Parents’ Information Bureau was founded by A.R. Kaufman in Kitchener, Ontario the previous year. Its purpose was to let mainly poor families know about alternative methods of birth control and offer them inexpensive supplies. Kaufman hired knowledgeable married women, mostly nurses, as his education and sales force. According to the Special Collections Library at the University of Waterloo, Dorothea Palmer was born in England in 1908 and had some training in an English hospital. She was operating a lending library in Ottawa when she decided to earn some extra money working for PIB.
Palmer’s belief in the cause was strengthened when she witnessed the Depression era poverty in the lower working-class neighbourhoods in Eastview. It was a predominantly French Roman Catholic community where many families were on relief, most with a large number of children and an ignorance of birth control methods. She had been working in the town for about a week when she was arrested and charged under the obscenity section of the Criminal Code that made the selling or advertising of contraceptives illegal.
Kaufman knew that PIB’s purpose was against the law.
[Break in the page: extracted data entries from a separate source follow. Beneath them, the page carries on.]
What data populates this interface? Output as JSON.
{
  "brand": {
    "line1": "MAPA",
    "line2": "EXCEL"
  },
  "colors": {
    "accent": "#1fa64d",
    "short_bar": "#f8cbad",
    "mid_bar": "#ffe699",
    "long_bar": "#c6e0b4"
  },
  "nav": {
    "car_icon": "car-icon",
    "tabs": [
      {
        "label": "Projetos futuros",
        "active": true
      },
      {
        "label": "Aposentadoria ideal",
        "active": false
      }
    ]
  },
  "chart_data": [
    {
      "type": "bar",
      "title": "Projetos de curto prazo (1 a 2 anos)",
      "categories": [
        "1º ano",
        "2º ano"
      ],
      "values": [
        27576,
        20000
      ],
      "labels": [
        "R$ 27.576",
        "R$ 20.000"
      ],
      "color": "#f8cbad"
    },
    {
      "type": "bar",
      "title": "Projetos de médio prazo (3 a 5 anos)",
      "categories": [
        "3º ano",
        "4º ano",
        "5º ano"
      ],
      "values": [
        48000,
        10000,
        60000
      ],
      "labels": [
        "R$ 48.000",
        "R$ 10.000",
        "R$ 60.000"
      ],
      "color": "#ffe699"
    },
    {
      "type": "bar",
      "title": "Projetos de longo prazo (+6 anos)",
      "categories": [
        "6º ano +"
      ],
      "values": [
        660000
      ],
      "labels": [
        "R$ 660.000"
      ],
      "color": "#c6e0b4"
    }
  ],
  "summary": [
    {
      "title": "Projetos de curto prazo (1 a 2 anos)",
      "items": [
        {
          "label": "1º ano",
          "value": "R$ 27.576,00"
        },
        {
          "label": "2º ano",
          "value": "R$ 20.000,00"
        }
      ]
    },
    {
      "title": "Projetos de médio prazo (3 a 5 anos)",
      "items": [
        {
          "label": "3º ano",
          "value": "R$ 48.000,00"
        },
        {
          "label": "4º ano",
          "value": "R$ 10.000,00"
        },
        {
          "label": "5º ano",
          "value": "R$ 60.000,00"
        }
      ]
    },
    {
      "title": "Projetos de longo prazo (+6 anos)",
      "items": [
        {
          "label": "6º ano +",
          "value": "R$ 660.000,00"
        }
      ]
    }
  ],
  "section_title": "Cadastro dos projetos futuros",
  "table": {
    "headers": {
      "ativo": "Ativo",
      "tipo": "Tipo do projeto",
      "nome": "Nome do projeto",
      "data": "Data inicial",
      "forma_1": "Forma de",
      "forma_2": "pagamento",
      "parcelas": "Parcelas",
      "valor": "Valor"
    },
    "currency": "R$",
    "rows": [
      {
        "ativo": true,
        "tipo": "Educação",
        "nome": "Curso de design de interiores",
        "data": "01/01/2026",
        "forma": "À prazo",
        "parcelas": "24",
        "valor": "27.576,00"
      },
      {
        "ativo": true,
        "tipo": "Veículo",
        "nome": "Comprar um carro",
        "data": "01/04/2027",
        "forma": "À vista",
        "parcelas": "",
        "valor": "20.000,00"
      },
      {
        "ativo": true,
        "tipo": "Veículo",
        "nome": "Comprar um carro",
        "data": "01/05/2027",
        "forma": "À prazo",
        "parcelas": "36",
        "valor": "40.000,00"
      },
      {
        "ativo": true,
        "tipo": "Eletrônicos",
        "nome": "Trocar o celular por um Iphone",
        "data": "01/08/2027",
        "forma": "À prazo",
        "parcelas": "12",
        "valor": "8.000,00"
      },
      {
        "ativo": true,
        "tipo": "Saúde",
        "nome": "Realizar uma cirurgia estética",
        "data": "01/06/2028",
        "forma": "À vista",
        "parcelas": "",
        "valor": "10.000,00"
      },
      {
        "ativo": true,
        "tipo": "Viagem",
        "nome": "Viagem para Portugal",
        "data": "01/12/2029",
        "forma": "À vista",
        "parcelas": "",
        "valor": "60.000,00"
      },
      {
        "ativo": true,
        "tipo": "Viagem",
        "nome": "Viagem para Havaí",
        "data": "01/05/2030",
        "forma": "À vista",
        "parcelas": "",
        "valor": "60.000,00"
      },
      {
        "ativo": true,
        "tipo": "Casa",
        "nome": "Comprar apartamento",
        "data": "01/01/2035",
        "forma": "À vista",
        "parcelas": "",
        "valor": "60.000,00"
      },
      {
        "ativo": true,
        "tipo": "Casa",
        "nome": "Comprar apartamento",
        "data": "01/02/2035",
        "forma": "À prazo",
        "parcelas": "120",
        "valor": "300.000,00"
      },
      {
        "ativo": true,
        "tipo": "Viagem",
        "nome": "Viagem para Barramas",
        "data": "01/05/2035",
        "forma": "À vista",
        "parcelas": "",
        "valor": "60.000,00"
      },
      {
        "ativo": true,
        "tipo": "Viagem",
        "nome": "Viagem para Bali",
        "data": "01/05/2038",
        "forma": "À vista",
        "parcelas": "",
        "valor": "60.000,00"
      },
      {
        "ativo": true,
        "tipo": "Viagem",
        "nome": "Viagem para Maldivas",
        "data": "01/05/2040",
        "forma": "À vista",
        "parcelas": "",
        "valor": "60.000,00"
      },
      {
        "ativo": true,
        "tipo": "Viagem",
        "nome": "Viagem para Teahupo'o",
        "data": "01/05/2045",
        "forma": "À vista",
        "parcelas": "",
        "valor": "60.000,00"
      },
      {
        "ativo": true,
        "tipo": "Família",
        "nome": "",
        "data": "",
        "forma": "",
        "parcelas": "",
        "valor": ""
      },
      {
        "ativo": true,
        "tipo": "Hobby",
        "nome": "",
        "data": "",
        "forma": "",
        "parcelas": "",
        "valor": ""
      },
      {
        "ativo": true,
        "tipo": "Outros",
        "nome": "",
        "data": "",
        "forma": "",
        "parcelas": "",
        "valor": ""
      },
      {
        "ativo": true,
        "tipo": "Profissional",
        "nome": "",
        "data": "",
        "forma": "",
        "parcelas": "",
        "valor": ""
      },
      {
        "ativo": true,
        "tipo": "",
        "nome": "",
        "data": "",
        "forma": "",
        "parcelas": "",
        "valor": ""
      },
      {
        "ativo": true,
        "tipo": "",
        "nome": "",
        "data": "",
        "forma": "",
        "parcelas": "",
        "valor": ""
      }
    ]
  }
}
He was also aware of the possibility that one of his workers would be arrested. He saw Palmer’s arrest as an opportunity to test the law, and persuaded her to go through to trial. He hired Toronto lawyer Frank Wegenast to mount the defence, and sat in the courtroom throughout the entire six month trial.
The obscenity section had a “pro bono publico” clause which stated that no one should be convicted of an offence if it could be proved that the public good was served by the alleged action. Through nineteen days of testimony and four days of argument, Wegenast argued that Palmer had acted in the public good.
He called forty witnesses: women of Eastview who were glad to have received information about controlling their own fertility, religious leaders who saw no objections to family planning, social workers who related large families to poverty issues, and medical personnel who attested to the ill health that large families suffered. The prosecution called a few Roman Catholic leaders and one elderly doctor who objected to the dissemination of birth control information on moral grounds.
This was the longest trial in Canadian history to that date, and it took its toll on Palmer. She was harassed in the streets, was accosted once, and her marriage suffered from the stress. She was acquitted on March 17, 1937, immediately severed her ties to Kaufman and the PIB, and faded into obscurity.
However, as a result of the trial, no one was ever again charged for distributing birth control information, even though the law was not changed until 1969.